Kita yang percaya tahu bahwa menjauhkan diri dari pertemuanpertemuan ibadah itu adalah perbuatan dosa. Dengan tegas dan keras penulis Ibrani memperingatkan bahwa “jika kita sengaja berbuat dosa, sesudah memperoleh pengetahuan tentang kebenaran, maka tidak ada lagi korban untuk menghapus dosa itu” (10:26). Apakah ini berarti orang Kristen yang sejati dapat kehilangan keselamatannya? Bukan.

Tetapi ayat ini menyatakan bahwa mereka yang sungguh-sungguh telah menerima keselamatan dari Tuhan tidak akan sengaja berbuat dosa seperti itu.
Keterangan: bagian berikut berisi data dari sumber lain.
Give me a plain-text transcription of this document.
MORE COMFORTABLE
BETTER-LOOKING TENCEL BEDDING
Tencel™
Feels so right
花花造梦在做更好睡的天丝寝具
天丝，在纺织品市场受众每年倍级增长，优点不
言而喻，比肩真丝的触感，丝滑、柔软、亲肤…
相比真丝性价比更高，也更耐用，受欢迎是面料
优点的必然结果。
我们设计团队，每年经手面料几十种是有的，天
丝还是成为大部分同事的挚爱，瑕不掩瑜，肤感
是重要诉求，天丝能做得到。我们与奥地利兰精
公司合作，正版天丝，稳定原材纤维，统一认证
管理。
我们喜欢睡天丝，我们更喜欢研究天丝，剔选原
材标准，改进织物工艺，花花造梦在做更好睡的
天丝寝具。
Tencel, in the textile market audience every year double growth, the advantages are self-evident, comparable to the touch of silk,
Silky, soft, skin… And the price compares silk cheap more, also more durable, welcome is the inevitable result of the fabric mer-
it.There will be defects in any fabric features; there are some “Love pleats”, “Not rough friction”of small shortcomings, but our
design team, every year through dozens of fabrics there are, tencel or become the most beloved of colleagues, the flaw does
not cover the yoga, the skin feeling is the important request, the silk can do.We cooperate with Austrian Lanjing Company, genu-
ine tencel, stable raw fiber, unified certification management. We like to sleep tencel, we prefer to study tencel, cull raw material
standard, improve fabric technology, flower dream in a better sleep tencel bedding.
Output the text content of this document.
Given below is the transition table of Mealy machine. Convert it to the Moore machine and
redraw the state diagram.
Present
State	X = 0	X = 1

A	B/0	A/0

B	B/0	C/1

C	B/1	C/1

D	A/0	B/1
Mereka yang sengaja berbuat dosa seperti itu namun tetap yakin bahwa mereka diselamatkan sesungguhnya sedang menipu diri mereka sendiri. Jika kita memang sungguh-sungguh diselamatkan, kita akan beribadah dengan tekun di hadapan Tuhan karena salah satu tanda seseorang mengalami keselamatan sejati yang dari Tuhan adalah hidup beribadah yang setia. 
Ibadah membutuhkan ketekunan, dan ketekunan itu bukan didapat dari kekuatan kita sendiri, melainkan sebagai respons terhadap ketekunan dan kesetiaan Tuhan.